BayesWatch / RL-GATE

MIT License
0 stars 0 forks source link

Implement an evaluator that can unroll a model into an RL environment and get metrics #3

Open AntreasAntoniou opened 4 months ago

AntreasAntoniou commented 4 months ago

Write an evaluator such that it can receive an environment, a model, and some seed etc, and then do unrolling and collect rewards etc.

AntreasAntoniou commented 4 months ago

Waiting for a template to be posted by either @AdamJelley or @trevormcinroe so I can get started.

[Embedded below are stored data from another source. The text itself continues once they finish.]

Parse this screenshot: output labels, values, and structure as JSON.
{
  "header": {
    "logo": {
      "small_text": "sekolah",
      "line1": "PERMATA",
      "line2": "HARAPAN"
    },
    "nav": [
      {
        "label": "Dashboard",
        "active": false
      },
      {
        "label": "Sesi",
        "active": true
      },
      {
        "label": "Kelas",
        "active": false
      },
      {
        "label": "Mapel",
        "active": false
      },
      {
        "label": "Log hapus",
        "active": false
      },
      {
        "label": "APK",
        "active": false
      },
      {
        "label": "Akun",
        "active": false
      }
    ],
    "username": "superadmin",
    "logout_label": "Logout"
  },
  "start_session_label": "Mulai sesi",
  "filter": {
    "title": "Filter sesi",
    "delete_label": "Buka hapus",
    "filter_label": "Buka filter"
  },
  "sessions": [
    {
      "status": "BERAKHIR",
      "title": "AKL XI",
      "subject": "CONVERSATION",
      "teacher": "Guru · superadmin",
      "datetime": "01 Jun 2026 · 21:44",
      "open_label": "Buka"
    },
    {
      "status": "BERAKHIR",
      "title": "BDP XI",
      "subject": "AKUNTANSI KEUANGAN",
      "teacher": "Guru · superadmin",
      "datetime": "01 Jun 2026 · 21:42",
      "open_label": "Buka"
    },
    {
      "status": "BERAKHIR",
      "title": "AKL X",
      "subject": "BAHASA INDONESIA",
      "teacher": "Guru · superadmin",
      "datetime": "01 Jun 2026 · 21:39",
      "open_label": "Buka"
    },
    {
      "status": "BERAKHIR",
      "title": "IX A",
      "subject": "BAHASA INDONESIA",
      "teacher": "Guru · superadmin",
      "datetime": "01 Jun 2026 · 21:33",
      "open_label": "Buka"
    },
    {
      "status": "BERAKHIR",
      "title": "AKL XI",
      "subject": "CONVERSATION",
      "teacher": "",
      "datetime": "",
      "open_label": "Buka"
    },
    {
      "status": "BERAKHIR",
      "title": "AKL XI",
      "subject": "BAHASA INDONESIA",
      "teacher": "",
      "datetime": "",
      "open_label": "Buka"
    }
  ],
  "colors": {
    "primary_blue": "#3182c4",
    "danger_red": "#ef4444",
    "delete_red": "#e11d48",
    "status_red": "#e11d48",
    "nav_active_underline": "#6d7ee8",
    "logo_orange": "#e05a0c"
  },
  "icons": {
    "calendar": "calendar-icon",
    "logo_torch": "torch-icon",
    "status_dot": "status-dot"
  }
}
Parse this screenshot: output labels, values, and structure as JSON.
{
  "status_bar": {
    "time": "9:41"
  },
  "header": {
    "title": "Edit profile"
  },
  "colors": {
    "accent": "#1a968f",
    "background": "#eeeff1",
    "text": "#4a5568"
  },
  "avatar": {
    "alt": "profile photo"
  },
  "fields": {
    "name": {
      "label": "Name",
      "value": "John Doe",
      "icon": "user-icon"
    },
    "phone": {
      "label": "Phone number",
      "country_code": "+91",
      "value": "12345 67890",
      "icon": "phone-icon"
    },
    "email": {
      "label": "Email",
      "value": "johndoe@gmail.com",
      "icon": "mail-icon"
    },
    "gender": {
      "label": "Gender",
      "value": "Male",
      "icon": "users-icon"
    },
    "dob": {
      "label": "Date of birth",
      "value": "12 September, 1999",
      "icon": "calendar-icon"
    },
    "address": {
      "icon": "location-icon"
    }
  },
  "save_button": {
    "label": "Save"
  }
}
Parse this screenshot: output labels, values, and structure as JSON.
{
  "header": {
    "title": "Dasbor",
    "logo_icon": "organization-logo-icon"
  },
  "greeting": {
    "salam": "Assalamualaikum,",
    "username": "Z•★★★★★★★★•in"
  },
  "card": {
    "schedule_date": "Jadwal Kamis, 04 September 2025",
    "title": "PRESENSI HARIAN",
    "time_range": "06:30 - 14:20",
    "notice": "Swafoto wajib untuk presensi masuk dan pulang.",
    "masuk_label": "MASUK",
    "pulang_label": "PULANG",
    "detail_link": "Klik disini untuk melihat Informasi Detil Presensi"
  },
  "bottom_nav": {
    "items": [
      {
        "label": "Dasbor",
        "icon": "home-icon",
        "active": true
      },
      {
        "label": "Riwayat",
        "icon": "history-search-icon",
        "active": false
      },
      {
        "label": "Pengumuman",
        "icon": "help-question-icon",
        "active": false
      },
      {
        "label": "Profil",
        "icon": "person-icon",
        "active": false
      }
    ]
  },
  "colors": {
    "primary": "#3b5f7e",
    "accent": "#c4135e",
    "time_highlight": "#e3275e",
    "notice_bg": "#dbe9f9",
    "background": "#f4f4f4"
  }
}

AdamJelley commented 4 months ago

Hi @AntreasAntoniou, here's a simple eval function that you can use as a template:

@torch.no_grad()
def eval_actor(
    env: gym.Env, actor: Actor, device: str, n_episodes: int, seed: int
) -> np.ndarray:
    env.seed(seed)
    actor.eval()
    episode_rewards = []
    for _ in range(n_episodes):
        state, done = env.reset(), False
        episode_reward = 0.0
        while not done:
            action = actor.act(state, device)
            state, reward, done, _ = env.step(action)
            episode_reward += reward
        episode_rewards.append(episode_reward)

    actor.train()
    return np.array(episode_rewards)

It takes in an env and an actor (network that maps state->action). Hopefully pretty straightforward (not much has changed since 2019 here!).

The interesting part is probably device usage. The env is normally on the cpu and expects a np.ndarray action, but the actor is normally on gpu (unless you have a fancy jax/gpu env setup). Therefore you can either: 1) Move the actor to cpu at the beginning and then do everything on cpu, or 2) Move the state to gpu, do actor forward pass on gpu, and then move the action back to cpu at each timestep. For small networks often used in RL, 1) is often faster, but for larger networks as we'll likely be using we may need to do 2) as is done above (the act function is a wrapper around the forward pass that handles the transfer of state and action to and from gpu respectively). Hope that helps!

trevormcinroe commented 4 months ago

Small nitpick @AdamJelley @AntreasAntoniou -- it might be good to pass seeds: Sequence[int] and then randomly select a starting seed at the top of the eval loop. Perhaps this could allow for a more robust eval of the agent. Maybe like:

for _ in range(n_episodes):
        state, done = env.reset(seed=np.random.choice(seeds)), False

AFAIK, all envs can take a seed in .reset(), but not all actually use it. If that is the case here, then perhaps the random seed choice would go something like:

for _ in range(n_episodes):
        env.seed(np.random.choice(seeds))
        state, done = env.reset(), False